お金を「一日で使い切る」事を条件に、いきなり一億円渡されたとして、それを果たして「一日で使い切る」事なんてできるのだろうか。ペヤングの「超大盛やきそばマヨネーズMAX」240円で満足していた自分が、いきなり寿司屋にでも行って大トロをたらふく食べるか?それでも一億円なんて使えるか?ガストでドリンクバーだけ頼んで、コンセント付きの席でネットをやっていれば楽しかった自分が、どこでどうやれば一億円なんて使える?車をダイハツのミライースからトヨタのレクサスにでも替えるか?日本の狭い道路では軽自動車の方が快適に運転できるのに、それを捨てるのか?考えられない。

とすると、お金というものは案外稼ぐよりも使う方が難しいものなのかもしれない。
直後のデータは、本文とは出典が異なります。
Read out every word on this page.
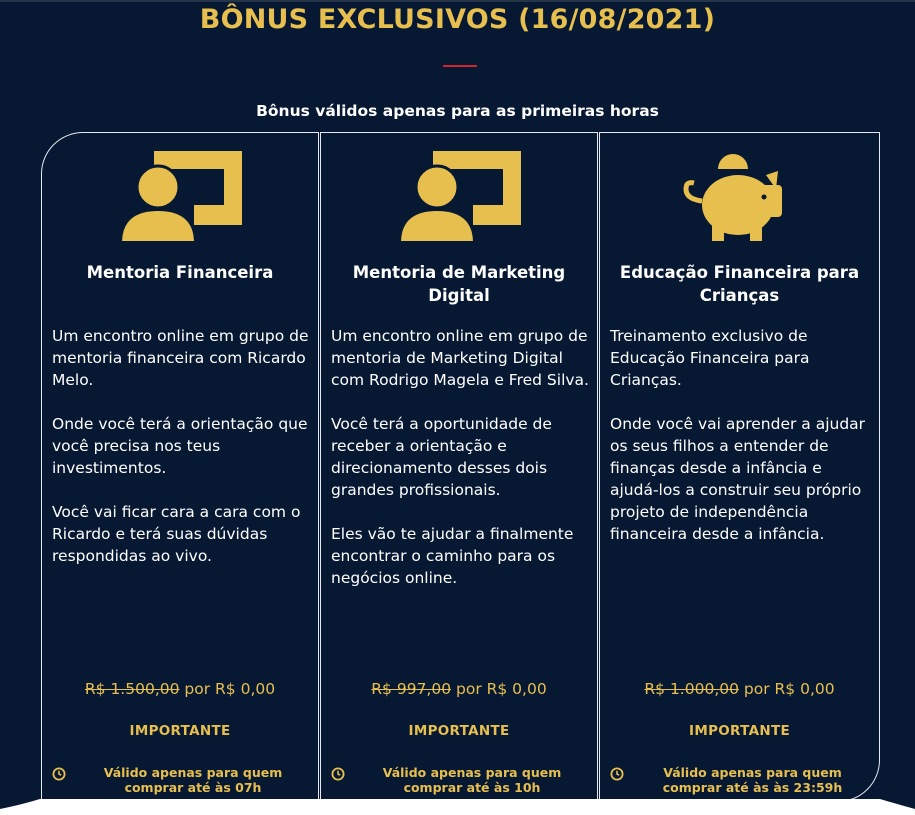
BÔNUS EXCLUSIVOS (16/08/2021)
Bônus válidos apenas para as primeiras horas
Mentoria Financeira

Um encontro online em grupo de mentoria financeira com Ricardo Melo.

Onde você terá a orientação que você precisa nos teus investimentos.

Você vai ficar cara a cara com o Ricardo e terá suas dúvidas respondidas ao vivo.

R$ 1.500,00 por R$ 0,00
IMPORTANTE
Válido apenas para quem comprar até às 07h
Mentoria de Marketing Digital

Um encontro online em grupo de mentoria de Marketing Digital com Rodrigo Magela e Fred Silva.

Você terá a oportunidade de receber a orientação e direcionamento desses dois grandes profissionais.

Eles vão te ajudar a finalmente encontrar o caminho para os negócios online.

R$ 997,00 por R$ 0,00
IMPORTANTE
Válido apenas para quem comprar até às 10h
Educação Financeira para Crianças

Treinamento exclusivo de Educação Financeira para Crianças.

Onde você vai aprender a ajudar os seus filhos a entender de finanças desde a infância e ajudá-los a construir seu próprio projeto de independência financeira desde a infância.

R$ 1.000,00 por R$ 0,00
IMPORTANTE
Válido apenas para quem comprar até às às 23:59h
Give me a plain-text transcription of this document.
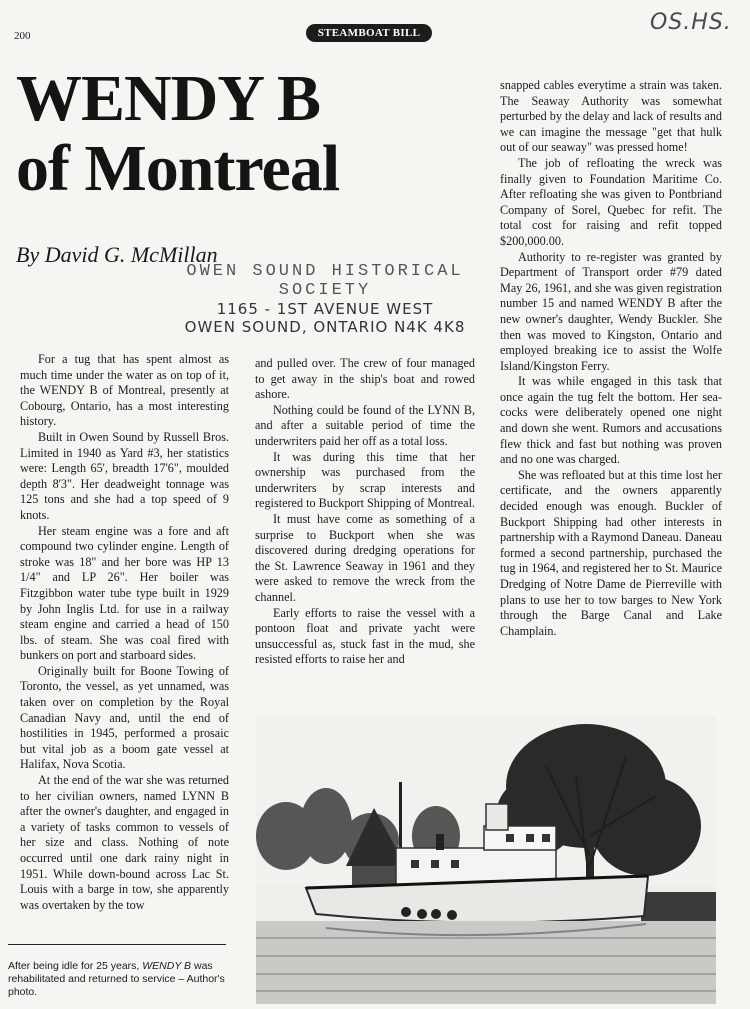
200	STEAMBOAT BILL	OS.HS.
WENDY B
of Montreal
By David G. McMillan
OWEN SOUND HISTORICAL SOCIETY
1165 - 1ST AVENUE WEST
OWEN SOUND, ONTARIO N4K 4K8

For a tug that has spent almost as much time under the water as on top of it, the WENDY B of Montreal, presently at Cobourg, Ontario, has a most interesting history.

Built in Owen Sound by Russell Bros. Limited in 1940 as Yard #3, her statistics were: Length 65', breadth 17'6", moulded depth 8'3". Her deadweight tonnage was 125 tons and she had a top speed of 9 knots.

Her steam engine was a fore and aft compound two cylinder engine. Length of stroke was 18" and her bore was HP 13 1/4" and LP 26". Her boiler was Fitzgibbon water tube type built in 1929 by John Inglis Ltd. for use in a railway steam engine and carried a head of 150 lbs. of steam. She was coal fired with bunkers on port and starboard sides.

Originally built for Boone Towing of Toronto, the vessel, as yet unnamed, was taken over on completion by the Royal Canadian Navy and, until the end of hostilities in 1945, performed a prosaic but vital job as a boom gate vessel at Halifax, Nova Scotia.

At the end of the war she was returned to her civilian owners, named LYNN B after the owner's daughter, and engaged in a variety of tasks common to vessels of her size and class. Nothing of note occurred until one dark rainy night in 1951. While down-bound across Lac St. Louis with a barge in tow, she apparently was overtaken by the tow

and pulled over. The crew of four managed to get away in the ship's boat and rowed ashore.

Nothing could be found of the LYNN B, and after a suitable period of time the underwriters paid her off as a total loss.

It was during this time that her ownership was purchased from the underwriters by scrap interests and registered to Buckport Shipping of Montreal.

It must have come as something of a surprise to Buckport when she was discovered during dredging operations for the St. Lawrence Seaway in 1961 and they were asked to remove the wreck from the channel.

Early efforts to raise the vessel with a pontoon float and private yacht were unsuccessful as, stuck fast in the mud, she resisted efforts to raise her and

snapped cables everytime a strain was taken. The Seaway Authority was somewhat perturbed by the delay and lack of results and we can imagine the message "get that hulk out of our seaway" was pressed home!

The job of refloating the wreck was finally given to Foundation Maritime Co. After refloating she was given to Pontbriand Company of Sorel, Quebec for refit. The total cost for raising and refit topped $200,000.00.

Authority to re-register was granted by Department of Transport order #79 dated May 26, 1961, and she was given registration number 15 and named WENDY B after the new owner's daughter, Wendy Buckler. She then was moved to Kingston, Ontario and employed breaking ice to assist the Wolfe Island/Kingston Ferry.

It was while engaged in this task that once again the tug felt the bottom. Her sea-cocks were deliberately opened one night and down she went. Rumors and accusations flew thick and fast but nothing was proven and no one was charged.

She was refloated but at this time lost her certificate, and the owners apparently decided enough was enough. Buckler of Buckport Shipping had other interests in partnership with a Raymond Daneau. Daneau formed a second partnership, purchased the tug in 1964, and registered her to St. Maurice Dredging of Notre Dame de Pierreville with plans to use her to tow barges to New York through the Barge Canal and Lake Champlain.

After being idle for 25 years, WENDY B was rehabilitated and returned to service – Author's photo.
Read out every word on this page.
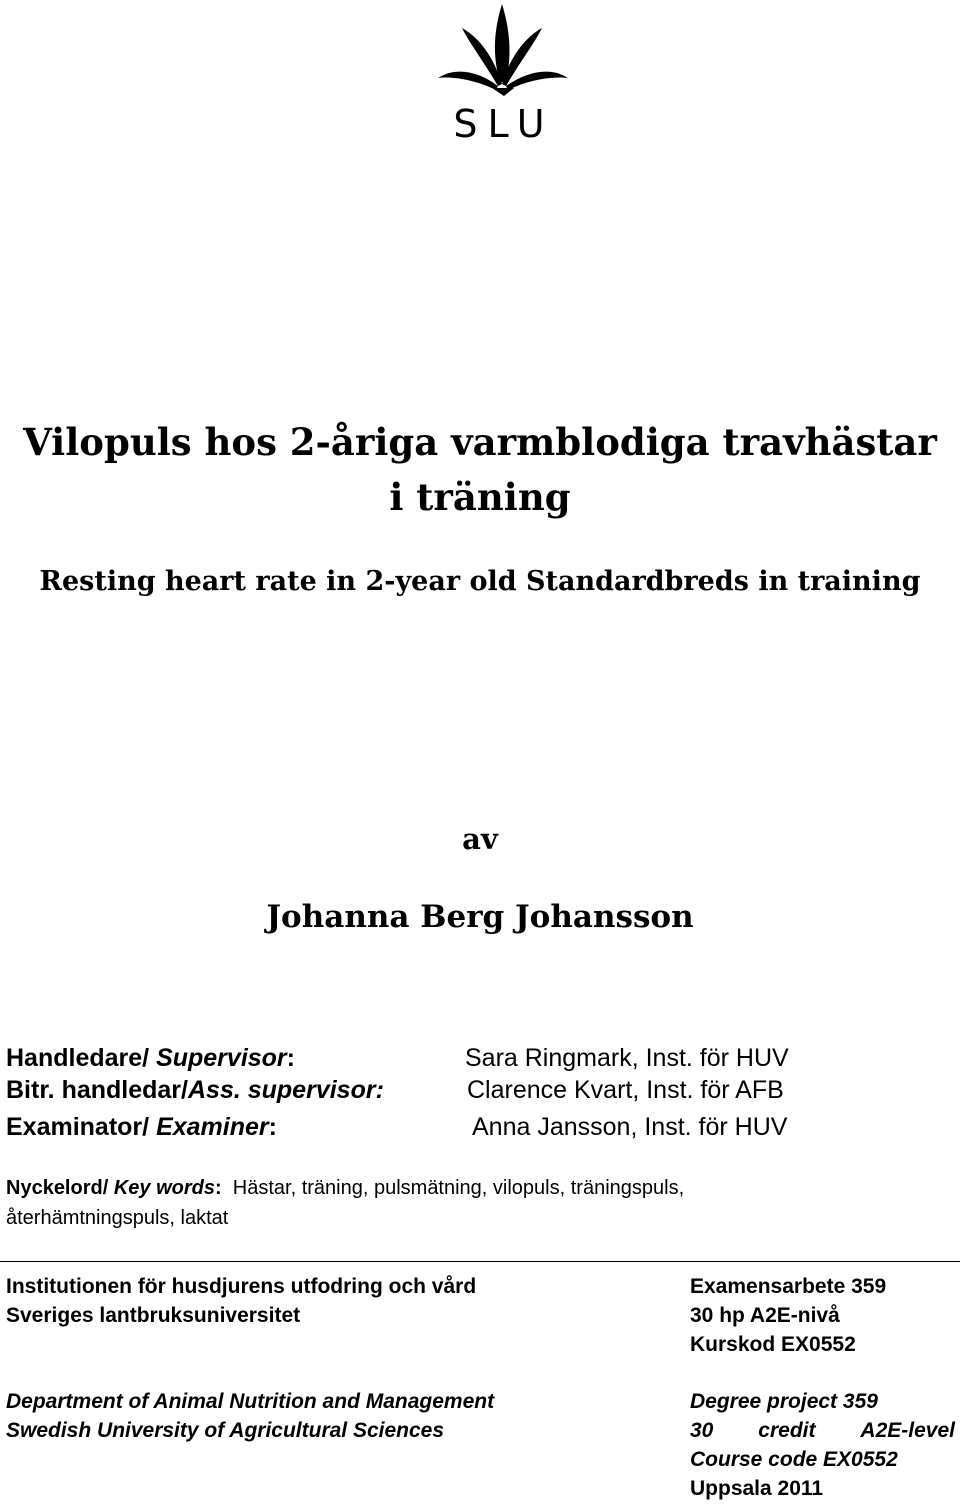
SLU
Vilopuls hos 2-åriga varmblodiga travhästar
i träning
Resting heart rate in 2-year old Standardbreds in training
av
Johanna Berg Johansson
Handledare/ Supervisor:	Sara Ringmark, Inst. för HUV
Bitr. handledar/Ass. supervisor:	Clarence Kvart, Inst. för AFB
Examinator/ Examiner:	Anna Jansson, Inst. för HUV
Nyckelord/ Key words: Hästar, träning, pulsmätning, vilopuls, träningspuls,
återhämtningspuls, laktat
Institutionen för husdjurens utfodring och vård
Sveriges lantbruksuniversitet
Examensarbete 359
30 hp A2E-nivå
Kurskod EX0552
Department of Animal Nutrition and Management
Swedish University of Agricultural Sciences
Degree project 359
30 credit A2E-level
Course code EX0552
Uppsala 2011
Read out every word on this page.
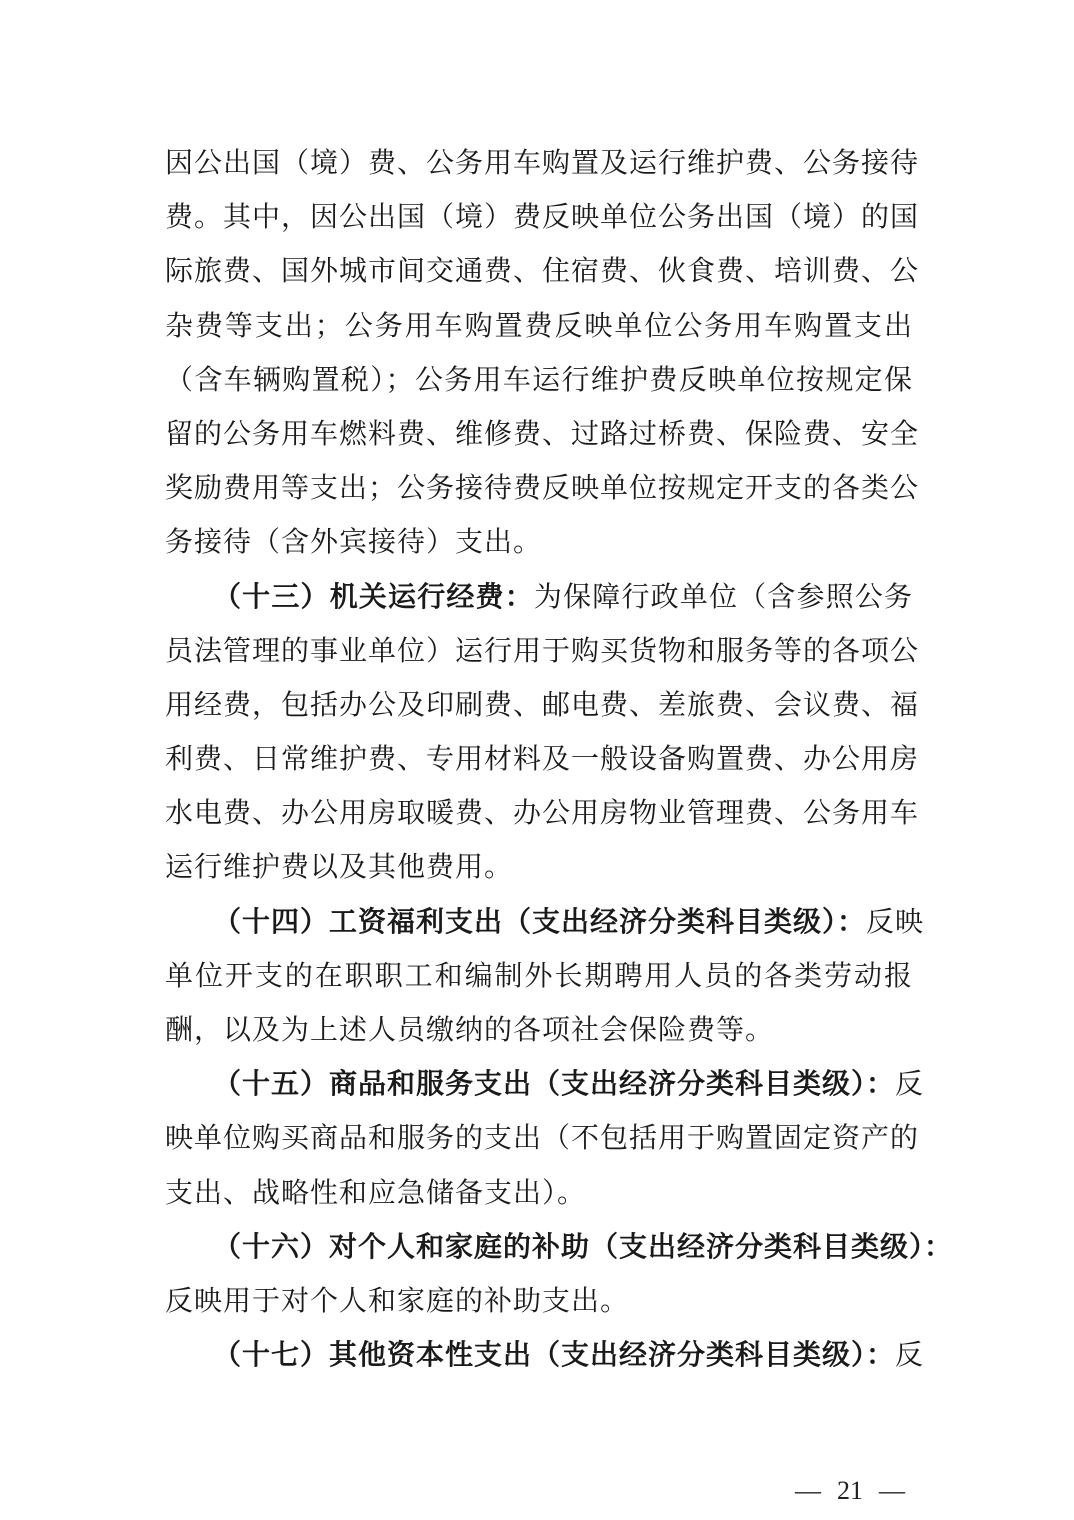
因公出国（境）费、公务用车购置及运行维护费、公务接待
费。其中，因公出国（境）费反映单位公务出国（境）的国
际旅费、国外城市间交通费、住宿费、伙食费、培训费、公
杂费等支出；公务用车购置费反映单位公务用车购置支出
（含车辆购置税）；公务用车运行维护费反映单位按规定保
留的公务用车燃料费、维修费、过路过桥费、保险费、安全
奖励费用等支出；公务接待费反映单位按规定开支的各类公
务接待（含外宾接待）支出。
（十三）机关运行经费：为保障行政单位（含参照公务
员法管理的事业单位）运行用于购买货物和服务等的各项公
用经费，包括办公及印刷费、邮电费、差旅费、会议费、福
利费、日常维护费、专用材料及一般设备购置费、办公用房
水电费、办公用房取暖费、办公用房物业管理费、公务用车
运行维护费以及其他费用。
（十四）工资福利支出（支出经济分类科目类级）：反映
单位开支的在职职工和编制外长期聘用人员的各类劳动报
酬，以及为上述人员缴纳的各项社会保险费等。
（十五）商品和服务支出（支出经济分类科目类级）：反
映单位购买商品和服务的支出（不包括用于购置固定资产的
支出、战略性和应急储备支出）。
（十六）对个人和家庭的补助（支出经济分类科目类级）：
反映用于对个人和家庭的补助支出。
（十七）其他资本性支出（支出经济分类科目类级）：反
— 21 —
下手にお金持ちになりすぎるというのも、考え物かもしれないぞ。

などと思い至って悦に入ったかと思えば、後に考えたのは次のようなことである。

お金持ちになるのは結構だけれども、世の中の金持ちたちはどこでどのように女性と出会うのだろう。アイドルや女優とどこでどうやって知り合うのだろう。案外、そういう女性たちも出会い系サイトとか使っていたりするのだろうか。わからないのは検索の仕方が悪いのだろうか。「女優志望」とか、「元女優」あるいは、「元AV」、「元キャバ嬢」……………………とかで検索したらどうなるのだろうか。そう思って、実際にアプリをスマホにダウンロードして検索して試してみたりした。

もちろん具体的な稼ぎ方が見えているわけでもなかったので、それでだからどうするでもなかった。

やるだけやって、己の行動の下らなさに思い至った主は、次に以下のようなことを考えた。

私が金持ちになったら、もう働きたくなんかないと思うようになるだろう。そうしたら、毎日が休日のようなものになってしまう。富士五湖までドライブに行って帰ってきても六時間くらいしか経ってなかったことがあるが、暇な時ほど時間というものは絶望的に長く感じてしまうものだ。そんな時間を持て余して、酒を朝から飲んだりするようになったらどうする?朝から晩まで酒ばかり飲んで、飲んだくれて、肝臓を壊して、自分は野垂れ死にでもするのではないのか?だとしたら、金持ちになってもある程度は仕事をしていた方がいいのかもしれない。しかしそれで他人に自分だけ金持ちであることがバレたらどうする?自分は理性では隠すべきだと思っていても、秘密をひけらかして優越感に浸りたいという欲求に勝てないかもしれない。自分が金持ちであると周囲に吹聴して回る人間がどういう運命を辿るか、知らない私ではない。金持ちになったところで、泥棒に財産を奪われて家族もろとも惨殺されるような死に方をしたいのか?

主は己の妄想が恐ろしい結末に辿り着いたことで、ようやく以下のような結論に思い至るようになられた。

 

私がこれまで、まだ金持ちにもなっていないのに考えてきたことは時間の無駄である。そのようなことを考えた時間の分だけ、実際に金持ちになるのは遅くなっていく。必要なのはまず行動することである。具体的にどうするか、思考することから逃げないことである。

 

主はそのようなことをまるで神聖な悟りででもあることのように考えられ、再び悦に入るのであった。